On Thursday, Fonterra made some big promises.
"We've decided to introduce a 30 percent reduction of our on-farm intensity by 2030 from our 2018 baseline," Hurrell said.
Eighty-six percent of Fonterra's emissions come from on-farm. The new target aims to reduce emissions produced per kilogram of milk solids.
Hundreds of farmers traveled to Fonterra's AGM in Methven to hear how the co-operative expects to achieve this target:
- Seven percent reduction through farming best practice like feed quality and herd performance
- Seven pct reduction through new technology that are in development
- Eight pct reduction in carbon removal from existing vegetation
- Eight pct from historical land-use change conversion to dairy.
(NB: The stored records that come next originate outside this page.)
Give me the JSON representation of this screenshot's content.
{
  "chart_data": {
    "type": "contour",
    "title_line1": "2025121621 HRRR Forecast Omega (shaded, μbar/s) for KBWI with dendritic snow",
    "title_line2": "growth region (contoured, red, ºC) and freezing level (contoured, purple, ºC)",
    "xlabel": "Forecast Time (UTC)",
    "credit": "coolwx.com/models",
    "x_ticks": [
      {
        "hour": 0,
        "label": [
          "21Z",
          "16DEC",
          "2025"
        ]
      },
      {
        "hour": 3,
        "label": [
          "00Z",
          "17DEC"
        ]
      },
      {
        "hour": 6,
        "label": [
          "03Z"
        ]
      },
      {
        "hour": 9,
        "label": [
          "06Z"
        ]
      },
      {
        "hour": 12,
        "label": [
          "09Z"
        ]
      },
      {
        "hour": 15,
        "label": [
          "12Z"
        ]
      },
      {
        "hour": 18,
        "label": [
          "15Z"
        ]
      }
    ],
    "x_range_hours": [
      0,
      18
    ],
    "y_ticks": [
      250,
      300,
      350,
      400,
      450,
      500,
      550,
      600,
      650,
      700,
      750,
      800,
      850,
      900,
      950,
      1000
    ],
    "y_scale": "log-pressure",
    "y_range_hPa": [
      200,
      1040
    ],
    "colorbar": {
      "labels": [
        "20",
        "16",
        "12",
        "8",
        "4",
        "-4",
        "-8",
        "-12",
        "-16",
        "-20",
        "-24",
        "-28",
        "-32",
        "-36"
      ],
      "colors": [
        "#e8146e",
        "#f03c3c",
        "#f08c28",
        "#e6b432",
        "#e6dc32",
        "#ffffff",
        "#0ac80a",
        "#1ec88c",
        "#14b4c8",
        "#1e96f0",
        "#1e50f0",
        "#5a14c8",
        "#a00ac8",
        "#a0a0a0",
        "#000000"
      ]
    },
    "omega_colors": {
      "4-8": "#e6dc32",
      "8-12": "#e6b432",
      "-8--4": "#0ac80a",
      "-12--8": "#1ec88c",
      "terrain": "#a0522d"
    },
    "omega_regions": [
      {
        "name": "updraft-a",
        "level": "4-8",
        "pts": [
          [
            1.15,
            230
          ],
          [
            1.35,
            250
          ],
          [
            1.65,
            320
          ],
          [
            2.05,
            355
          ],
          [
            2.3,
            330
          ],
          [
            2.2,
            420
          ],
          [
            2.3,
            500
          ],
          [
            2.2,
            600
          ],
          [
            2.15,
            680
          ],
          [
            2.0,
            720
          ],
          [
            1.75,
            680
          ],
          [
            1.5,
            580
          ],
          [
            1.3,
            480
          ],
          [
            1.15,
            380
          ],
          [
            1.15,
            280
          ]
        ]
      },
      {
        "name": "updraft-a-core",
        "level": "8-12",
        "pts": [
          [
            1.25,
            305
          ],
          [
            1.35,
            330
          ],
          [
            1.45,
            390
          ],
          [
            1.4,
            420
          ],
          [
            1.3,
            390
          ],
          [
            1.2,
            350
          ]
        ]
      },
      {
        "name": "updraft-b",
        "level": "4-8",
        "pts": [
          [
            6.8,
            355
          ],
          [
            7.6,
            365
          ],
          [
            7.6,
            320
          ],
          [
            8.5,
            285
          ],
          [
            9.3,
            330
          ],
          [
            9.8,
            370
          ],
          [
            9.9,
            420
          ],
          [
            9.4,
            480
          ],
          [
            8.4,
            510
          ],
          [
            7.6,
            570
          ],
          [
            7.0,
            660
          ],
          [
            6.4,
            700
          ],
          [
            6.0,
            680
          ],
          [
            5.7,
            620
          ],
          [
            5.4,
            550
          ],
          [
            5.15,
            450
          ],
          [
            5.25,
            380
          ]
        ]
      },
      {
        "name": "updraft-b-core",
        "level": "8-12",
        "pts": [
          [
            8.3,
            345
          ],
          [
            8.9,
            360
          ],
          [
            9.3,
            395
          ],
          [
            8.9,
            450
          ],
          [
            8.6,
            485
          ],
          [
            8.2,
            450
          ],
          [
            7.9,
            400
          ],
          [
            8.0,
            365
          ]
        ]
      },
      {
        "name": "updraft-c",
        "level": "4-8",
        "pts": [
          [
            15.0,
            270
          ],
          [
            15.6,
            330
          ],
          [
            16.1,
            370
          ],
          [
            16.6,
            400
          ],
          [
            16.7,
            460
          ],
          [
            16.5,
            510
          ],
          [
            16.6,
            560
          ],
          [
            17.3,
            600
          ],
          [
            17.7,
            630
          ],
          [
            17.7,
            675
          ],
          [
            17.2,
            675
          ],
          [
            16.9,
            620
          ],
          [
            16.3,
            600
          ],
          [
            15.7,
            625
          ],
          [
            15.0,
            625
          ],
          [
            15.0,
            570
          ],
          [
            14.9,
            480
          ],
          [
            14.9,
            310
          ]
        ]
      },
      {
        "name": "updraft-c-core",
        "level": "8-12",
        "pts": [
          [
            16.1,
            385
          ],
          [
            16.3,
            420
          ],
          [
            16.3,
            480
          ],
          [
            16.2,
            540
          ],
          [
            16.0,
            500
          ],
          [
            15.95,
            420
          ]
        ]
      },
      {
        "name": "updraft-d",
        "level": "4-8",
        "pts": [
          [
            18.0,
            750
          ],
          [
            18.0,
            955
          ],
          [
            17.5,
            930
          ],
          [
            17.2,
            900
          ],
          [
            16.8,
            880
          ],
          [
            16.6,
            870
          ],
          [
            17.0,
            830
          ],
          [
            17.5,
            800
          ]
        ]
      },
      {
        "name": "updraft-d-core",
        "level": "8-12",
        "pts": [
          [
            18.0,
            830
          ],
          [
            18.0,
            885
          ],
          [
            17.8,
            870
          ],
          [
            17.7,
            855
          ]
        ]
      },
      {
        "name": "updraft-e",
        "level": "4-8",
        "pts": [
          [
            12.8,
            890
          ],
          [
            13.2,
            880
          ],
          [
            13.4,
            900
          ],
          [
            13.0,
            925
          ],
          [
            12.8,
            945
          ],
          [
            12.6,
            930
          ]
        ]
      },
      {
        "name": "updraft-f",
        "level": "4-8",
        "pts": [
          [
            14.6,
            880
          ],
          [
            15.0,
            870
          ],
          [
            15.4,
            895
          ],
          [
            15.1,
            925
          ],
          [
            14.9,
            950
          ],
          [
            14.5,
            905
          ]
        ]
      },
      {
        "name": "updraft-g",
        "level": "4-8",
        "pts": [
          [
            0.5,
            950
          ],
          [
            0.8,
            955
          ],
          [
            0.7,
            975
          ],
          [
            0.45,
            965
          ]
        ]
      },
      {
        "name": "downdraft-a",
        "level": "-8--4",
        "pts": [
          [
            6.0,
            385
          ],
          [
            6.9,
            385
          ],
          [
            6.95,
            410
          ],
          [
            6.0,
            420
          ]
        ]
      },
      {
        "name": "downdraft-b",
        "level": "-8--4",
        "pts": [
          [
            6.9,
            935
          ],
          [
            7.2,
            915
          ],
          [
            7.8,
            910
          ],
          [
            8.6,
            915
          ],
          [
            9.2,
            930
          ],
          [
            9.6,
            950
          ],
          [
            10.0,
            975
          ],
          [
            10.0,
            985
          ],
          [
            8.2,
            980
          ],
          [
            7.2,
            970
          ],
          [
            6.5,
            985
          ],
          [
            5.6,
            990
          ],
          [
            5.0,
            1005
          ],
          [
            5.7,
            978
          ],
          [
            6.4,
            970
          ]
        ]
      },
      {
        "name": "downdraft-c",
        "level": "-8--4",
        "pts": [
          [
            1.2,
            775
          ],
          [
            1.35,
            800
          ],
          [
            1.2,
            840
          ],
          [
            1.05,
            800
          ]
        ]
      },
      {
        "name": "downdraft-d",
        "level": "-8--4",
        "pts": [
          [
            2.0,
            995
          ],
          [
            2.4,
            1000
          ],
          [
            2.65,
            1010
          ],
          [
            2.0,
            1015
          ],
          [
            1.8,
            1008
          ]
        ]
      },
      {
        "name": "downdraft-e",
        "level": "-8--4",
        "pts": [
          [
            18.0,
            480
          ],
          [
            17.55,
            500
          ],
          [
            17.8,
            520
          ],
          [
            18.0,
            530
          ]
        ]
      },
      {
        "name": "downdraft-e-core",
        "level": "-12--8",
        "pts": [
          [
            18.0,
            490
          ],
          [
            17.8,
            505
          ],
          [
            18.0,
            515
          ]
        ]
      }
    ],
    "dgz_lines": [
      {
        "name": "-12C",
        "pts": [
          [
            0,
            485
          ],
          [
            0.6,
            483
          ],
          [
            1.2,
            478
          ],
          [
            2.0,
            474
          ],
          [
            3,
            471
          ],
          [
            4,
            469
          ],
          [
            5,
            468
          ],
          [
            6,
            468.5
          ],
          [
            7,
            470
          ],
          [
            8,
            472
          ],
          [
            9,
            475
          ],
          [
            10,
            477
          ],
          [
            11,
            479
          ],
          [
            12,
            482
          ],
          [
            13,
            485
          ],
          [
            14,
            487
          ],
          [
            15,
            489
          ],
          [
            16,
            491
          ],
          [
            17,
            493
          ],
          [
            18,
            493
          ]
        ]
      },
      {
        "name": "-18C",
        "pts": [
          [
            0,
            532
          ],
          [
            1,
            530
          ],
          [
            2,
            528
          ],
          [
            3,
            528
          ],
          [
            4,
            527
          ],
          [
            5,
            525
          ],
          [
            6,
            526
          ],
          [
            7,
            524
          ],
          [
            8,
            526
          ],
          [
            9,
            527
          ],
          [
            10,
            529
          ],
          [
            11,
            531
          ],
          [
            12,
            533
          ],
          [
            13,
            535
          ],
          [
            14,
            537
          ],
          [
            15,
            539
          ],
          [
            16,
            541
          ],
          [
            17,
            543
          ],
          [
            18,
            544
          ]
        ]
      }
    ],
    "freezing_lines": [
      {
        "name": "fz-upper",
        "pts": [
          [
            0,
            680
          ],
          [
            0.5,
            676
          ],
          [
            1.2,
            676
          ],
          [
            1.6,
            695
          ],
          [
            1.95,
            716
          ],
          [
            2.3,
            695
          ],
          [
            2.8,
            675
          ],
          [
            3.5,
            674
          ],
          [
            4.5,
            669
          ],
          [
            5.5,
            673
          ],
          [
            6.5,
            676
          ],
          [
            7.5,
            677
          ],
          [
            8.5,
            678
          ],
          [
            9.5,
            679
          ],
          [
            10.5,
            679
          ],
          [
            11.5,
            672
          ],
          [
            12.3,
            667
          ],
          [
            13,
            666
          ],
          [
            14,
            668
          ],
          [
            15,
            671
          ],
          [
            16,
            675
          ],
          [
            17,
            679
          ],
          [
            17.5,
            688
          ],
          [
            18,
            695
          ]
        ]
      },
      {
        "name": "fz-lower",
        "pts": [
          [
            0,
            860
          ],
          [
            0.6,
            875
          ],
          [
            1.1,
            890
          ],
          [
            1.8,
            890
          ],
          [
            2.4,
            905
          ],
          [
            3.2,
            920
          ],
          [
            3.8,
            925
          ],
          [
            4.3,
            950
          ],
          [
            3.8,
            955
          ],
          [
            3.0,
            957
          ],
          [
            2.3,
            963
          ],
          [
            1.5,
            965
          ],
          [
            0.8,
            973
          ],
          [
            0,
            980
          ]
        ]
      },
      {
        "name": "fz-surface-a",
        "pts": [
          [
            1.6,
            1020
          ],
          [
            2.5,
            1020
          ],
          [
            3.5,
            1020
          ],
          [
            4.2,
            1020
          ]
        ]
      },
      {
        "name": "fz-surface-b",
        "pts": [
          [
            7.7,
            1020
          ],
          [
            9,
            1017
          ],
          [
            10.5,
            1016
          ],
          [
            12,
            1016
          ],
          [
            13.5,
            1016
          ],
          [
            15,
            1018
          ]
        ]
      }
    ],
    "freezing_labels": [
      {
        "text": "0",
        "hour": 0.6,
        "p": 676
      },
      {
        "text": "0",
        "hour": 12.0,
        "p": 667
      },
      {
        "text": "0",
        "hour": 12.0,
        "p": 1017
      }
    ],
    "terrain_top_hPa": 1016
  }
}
However, the new technology is still in development - there's no timeline.
"It's too early to say what the costs are going to be, it's our job to signal what the market is looking for," Hurrell said.
But Greenpeace believes Fonterra should have taken a bite sooner.
"Fonterra is New Zealand's worst climate polluter," Greenpeace Aotearoa's lead climate and agriculture campaigner Christine Rose said. "This is just greenwashing in this announcement; we need to see real action."
The 30 percent intensity reduction is a cooperative-wide target, not a single farm target.